SynopsisSofthearted Santa Clara ski area owner Mr. Barry (Joe Flaherty), faces financial doom and pending insurance revocation, and then he hires Rudy James (Jim Varney). To assuage his money woes, Barry offers his youngest son an opportunity to prove snowboarding is a real revenue generating sport, against the complaints of Barry’s eldest son, Paul Barry. Meanwhile unfaithful gold-digging Mimi Barry refuses to sign divorce papers until Mr. Barry sells the resort. The accident-prone James (Ernest Goes to Camp) painfully plays entertainment supervisor and safety coordinator who can't ski, but is based at the top of the mountain, holding the insurance outcome in his flaming hands. All the story lines successfully pull together for a happily ever after ending, with a twinge of prophesy.

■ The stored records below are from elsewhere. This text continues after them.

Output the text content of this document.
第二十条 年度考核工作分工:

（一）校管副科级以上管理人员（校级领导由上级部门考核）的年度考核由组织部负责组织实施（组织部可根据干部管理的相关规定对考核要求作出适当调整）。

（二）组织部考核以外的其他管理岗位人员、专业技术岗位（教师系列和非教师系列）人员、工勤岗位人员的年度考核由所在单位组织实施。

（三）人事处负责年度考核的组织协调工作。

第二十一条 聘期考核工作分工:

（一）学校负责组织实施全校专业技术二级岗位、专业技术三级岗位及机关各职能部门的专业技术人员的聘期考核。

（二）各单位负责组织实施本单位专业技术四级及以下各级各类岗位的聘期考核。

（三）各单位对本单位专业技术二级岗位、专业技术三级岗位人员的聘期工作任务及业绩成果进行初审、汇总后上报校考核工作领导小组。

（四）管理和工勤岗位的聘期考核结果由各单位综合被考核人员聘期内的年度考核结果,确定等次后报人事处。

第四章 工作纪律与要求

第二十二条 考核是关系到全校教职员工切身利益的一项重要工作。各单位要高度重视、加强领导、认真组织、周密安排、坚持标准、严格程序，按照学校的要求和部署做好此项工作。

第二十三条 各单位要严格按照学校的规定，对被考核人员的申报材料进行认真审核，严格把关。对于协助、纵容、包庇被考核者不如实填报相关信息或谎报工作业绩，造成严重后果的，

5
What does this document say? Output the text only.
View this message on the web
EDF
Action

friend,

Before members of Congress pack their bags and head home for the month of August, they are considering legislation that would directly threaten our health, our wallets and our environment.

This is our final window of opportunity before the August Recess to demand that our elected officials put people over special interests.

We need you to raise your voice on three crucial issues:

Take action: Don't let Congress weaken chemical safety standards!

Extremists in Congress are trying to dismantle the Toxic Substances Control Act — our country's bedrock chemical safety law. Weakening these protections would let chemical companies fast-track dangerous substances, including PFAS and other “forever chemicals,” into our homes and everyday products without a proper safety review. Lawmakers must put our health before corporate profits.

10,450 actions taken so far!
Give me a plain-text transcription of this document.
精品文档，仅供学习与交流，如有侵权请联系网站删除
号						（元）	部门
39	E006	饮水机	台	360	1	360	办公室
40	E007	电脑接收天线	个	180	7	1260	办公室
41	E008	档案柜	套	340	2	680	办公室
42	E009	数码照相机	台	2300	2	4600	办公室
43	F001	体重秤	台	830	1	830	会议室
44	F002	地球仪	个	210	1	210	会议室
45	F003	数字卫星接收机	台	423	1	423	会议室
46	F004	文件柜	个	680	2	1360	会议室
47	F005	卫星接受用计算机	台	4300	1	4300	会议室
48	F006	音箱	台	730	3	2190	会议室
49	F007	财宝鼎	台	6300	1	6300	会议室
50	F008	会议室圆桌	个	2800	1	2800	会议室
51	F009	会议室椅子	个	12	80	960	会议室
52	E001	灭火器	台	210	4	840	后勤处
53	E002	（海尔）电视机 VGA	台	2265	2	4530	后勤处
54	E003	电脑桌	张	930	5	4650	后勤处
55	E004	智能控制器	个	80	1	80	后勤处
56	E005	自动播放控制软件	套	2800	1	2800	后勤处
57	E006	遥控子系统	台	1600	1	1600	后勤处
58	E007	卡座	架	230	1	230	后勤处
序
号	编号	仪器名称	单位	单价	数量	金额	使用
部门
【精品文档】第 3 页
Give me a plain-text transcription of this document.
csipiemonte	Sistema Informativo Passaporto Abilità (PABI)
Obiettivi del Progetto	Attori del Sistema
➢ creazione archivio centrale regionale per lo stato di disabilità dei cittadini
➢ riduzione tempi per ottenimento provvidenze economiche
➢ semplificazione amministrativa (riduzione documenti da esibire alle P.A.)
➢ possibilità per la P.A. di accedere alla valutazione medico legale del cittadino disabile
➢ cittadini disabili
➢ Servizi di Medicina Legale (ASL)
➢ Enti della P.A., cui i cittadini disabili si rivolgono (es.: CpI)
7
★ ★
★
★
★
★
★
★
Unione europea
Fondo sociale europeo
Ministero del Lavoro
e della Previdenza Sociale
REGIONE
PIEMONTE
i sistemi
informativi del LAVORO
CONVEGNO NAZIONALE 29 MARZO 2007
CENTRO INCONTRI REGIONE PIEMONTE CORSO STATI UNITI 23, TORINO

Can’t We All Be Friends?Marking the transition of snowboarding as an established sport, Snowboard Academy lampoons the rivalry between old and new, evil and good, bourgeois and bum: skier versus snowboarder. Ski movie traditions of crazy characters, indoor snowball fights, seduction and cheating prevail in this entertaining ride of a snowboard comedy. Jim Varney adds over-the-top klutzy slapstick antics that force a laugh now and again, to the almost serious validation of snowboarding, while Brigitte Nielsen’s, vixen Mimi moves the movie along and provides a scapegoat so that both skiing and snowboarding come out on top. The meeting of the minds, and boards, legitimizes snowboarding to 90’s audiences, and those of us who watch the movie on DVD (and haven’t been on a mountain or seen the X-games), making it cute from an historical perspective.
Snowboard Academy follows the ski movie pattern with decent success. The B star cast delivers believable and caricature performances, with realistic context skiing and snowboarding. The resort, skiers and snowboarders actually look and, with the exception of slapstick comedy moments, behave believably enough, like a real resort. Cory Haim embodies the 90’s snowboarder with an anti-old-way mentality and terrorizing skiers, while contradicting the lazy snowboarder bum reputation by manually building a half-pipe and creatively promoting and developing a snowboard school. Haim’s onscreen brother, Paul Barry, played by Paul Hopkins, and ski instructor Katy, Erin Simms, portray skiers as cool, eventually open-minded, skilled athletes, and the supporting cast deliver crack-up stoned, bro-bra speaking snowboarder stereotype performances.
The weird, European like, stooge that attempts sabotage reveals some rivalries never die. Varney’s staged accidents are a bit painful to watch, and feel forced at times, but that is the nature of his comedy. Puns bedazzle, poles fly, jokes intentionally flop and face plants abound; everything a good snowboard movie needs in addition to the requisite accidental run down the unskiable hill by a beginner.
Finally snowboarding has become mainstream and we skiers can accept it as a real sport! Since they’ve proved they can produce a decent story line, funny cast of characters, requisite antics and rivalry race, it is time snowboarders step back behind the camera and compete with the adult, PG 13, ski movies on everyone’s Netflix queue. Didn’t we establish that some rivalries will never die.